Puis je traverse un grand pont en faisant la baleine. Il y a du monde, beaucoup de monde, beaucoup de passants inconnus que j’écarte comme du krill en agitant un grand bâton en leur criant à tue-tête : « Je suis une baleine, je suis une baleine ! ». Je me mets ensuite à patauger dans une crique jusqu’à une sorte de chaumière d’où sort mon ami Franck, en smoking, avec un prospectus de Catherine Ribeiro aux Bouffes du Nord. Le prospectus est un peu défraîchi car Ribeiro ne chante plus depuis bien des années, mais je lui dis qu’il faut qu’il aille la voir au plus vite, que ce sera très beau. Dans le rêve, mon ami Franck ressemble beaucoup à Jean-Pierre Léaud. Il marche avec un air exalté, son prospectus rouge devenu rose à la main. Il cherche quelque chose qui, d’évidence, n’existe pas, et que j’ai oublié parce que Rimski m’a réveillé brusquement en me léchant le visage.

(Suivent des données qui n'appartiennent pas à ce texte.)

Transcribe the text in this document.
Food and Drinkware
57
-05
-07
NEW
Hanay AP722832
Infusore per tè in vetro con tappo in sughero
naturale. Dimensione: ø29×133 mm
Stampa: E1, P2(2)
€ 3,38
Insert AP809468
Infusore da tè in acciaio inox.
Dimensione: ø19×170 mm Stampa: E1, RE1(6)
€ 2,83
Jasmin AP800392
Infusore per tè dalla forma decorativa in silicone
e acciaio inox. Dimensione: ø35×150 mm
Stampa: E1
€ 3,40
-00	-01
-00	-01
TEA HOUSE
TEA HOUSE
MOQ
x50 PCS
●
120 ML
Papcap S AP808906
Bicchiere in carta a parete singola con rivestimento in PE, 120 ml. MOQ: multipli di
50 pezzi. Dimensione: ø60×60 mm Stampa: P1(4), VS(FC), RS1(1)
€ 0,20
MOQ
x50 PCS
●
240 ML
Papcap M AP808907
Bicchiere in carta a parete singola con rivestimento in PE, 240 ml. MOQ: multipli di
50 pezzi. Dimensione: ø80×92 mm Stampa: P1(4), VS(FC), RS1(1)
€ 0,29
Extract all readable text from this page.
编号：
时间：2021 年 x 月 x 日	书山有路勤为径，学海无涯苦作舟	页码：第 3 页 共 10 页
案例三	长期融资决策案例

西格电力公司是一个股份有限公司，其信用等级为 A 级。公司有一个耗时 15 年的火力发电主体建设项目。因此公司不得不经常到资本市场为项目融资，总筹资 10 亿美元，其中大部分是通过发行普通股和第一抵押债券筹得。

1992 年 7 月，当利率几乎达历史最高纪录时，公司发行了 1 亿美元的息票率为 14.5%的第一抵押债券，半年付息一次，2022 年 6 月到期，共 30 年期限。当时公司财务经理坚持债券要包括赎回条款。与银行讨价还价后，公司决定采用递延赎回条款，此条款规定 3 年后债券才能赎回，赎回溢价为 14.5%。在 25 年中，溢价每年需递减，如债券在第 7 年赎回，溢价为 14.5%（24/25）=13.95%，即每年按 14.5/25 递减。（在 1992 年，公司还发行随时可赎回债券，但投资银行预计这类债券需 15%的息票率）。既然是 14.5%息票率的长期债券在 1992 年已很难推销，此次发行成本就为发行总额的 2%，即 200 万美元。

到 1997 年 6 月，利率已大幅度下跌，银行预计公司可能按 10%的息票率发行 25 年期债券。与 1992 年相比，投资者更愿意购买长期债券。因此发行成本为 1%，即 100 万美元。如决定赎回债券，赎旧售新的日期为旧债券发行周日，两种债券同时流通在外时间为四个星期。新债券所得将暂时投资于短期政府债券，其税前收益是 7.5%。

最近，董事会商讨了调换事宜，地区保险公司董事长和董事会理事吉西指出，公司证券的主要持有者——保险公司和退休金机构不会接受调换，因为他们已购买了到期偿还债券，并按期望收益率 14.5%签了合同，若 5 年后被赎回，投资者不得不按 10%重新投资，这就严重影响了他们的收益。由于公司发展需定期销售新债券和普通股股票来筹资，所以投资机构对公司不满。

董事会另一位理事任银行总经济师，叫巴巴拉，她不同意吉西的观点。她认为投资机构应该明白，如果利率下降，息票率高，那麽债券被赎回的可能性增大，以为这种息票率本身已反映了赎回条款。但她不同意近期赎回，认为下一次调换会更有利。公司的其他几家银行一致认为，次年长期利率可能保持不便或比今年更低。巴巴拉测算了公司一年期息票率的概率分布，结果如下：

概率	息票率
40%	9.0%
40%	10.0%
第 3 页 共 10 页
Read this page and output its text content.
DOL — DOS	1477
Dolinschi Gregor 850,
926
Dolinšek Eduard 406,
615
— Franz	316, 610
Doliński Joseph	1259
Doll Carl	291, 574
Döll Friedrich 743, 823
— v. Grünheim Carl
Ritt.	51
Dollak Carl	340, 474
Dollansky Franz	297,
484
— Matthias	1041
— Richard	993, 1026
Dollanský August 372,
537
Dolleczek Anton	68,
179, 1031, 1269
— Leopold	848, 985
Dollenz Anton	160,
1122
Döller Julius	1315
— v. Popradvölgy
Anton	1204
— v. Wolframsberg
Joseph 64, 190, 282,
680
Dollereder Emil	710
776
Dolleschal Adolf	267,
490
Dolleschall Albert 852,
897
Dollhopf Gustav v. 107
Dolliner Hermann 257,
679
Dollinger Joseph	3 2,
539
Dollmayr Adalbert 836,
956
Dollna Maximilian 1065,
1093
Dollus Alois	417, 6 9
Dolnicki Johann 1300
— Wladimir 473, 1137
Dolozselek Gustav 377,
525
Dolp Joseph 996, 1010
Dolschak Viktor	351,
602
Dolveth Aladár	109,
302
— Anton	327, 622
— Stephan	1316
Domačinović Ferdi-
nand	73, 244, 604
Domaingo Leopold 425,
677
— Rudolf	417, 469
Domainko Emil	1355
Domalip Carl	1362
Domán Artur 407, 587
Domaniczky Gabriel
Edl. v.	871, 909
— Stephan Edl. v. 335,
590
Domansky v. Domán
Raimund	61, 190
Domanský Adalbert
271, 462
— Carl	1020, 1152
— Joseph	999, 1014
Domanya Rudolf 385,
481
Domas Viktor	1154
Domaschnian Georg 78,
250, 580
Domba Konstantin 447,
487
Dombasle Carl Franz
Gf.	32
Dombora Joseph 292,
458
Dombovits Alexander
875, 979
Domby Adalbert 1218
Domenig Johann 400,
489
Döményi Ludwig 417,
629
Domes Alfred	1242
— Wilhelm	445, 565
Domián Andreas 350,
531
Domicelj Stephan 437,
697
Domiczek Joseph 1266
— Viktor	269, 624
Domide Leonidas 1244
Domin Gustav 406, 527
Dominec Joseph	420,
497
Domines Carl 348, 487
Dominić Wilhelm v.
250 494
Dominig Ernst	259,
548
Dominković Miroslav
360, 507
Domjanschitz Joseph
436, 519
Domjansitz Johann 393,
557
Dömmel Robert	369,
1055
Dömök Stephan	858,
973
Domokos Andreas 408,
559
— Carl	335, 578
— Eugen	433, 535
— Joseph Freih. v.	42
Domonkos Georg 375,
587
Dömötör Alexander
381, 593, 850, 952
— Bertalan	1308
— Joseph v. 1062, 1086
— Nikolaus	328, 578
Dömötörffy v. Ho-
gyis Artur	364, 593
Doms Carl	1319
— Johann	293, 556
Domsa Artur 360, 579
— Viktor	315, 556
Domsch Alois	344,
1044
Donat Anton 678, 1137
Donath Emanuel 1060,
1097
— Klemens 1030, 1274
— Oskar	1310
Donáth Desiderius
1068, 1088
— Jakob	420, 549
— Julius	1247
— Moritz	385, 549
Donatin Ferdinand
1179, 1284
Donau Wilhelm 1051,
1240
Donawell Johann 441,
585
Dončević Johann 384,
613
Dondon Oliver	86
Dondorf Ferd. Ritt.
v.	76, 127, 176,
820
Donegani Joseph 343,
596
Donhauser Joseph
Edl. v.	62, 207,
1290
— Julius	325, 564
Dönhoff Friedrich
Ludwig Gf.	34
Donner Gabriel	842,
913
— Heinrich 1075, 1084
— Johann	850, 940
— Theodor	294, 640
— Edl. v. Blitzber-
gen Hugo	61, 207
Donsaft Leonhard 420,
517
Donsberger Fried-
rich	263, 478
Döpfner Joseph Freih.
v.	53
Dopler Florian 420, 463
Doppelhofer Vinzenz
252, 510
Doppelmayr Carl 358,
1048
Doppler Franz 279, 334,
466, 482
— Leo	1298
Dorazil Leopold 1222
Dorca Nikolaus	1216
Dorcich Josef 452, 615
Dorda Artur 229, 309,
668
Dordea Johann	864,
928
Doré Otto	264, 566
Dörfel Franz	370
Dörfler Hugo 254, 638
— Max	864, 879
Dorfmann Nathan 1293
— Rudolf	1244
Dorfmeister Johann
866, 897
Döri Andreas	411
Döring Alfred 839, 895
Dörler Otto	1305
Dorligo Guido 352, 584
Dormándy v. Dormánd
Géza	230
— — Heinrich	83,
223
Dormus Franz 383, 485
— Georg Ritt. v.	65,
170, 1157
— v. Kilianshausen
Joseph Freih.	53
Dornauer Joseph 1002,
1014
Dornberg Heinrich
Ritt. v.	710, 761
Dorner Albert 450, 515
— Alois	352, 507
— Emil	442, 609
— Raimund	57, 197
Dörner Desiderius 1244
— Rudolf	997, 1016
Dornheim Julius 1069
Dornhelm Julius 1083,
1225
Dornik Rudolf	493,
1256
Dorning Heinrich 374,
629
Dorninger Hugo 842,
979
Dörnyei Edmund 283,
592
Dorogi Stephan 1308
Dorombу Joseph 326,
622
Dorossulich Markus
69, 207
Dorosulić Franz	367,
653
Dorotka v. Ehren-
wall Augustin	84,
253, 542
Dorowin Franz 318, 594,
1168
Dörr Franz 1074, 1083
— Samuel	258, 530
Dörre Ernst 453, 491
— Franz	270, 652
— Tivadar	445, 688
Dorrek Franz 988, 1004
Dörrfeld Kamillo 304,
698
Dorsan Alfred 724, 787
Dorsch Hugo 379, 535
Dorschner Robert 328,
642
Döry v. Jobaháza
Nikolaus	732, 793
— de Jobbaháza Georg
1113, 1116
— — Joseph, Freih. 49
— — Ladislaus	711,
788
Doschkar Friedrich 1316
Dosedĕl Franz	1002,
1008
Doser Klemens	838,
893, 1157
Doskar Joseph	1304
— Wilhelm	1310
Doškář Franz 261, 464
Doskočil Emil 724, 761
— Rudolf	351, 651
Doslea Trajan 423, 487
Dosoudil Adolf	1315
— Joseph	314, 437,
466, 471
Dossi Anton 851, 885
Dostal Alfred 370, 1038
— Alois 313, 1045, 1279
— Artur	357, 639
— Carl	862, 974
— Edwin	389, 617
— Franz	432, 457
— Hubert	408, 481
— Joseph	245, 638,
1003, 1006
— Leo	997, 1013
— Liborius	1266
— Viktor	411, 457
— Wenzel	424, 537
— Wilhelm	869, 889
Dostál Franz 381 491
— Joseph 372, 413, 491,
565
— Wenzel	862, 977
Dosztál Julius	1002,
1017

Quoi, c’est déjà la nuit ? Il faut lever le camp, dénouer les nœuds, ôter la corde. Je me suis endormi, une heure, un jour ?

Dans le lit du torrent je trouve le cadavre d’un assez gros oisillon et puis, plus loin, les restes d’un chevreuil.

Je rentre, à la nuit tombée, en repassant par les ruines et le Grand Creux.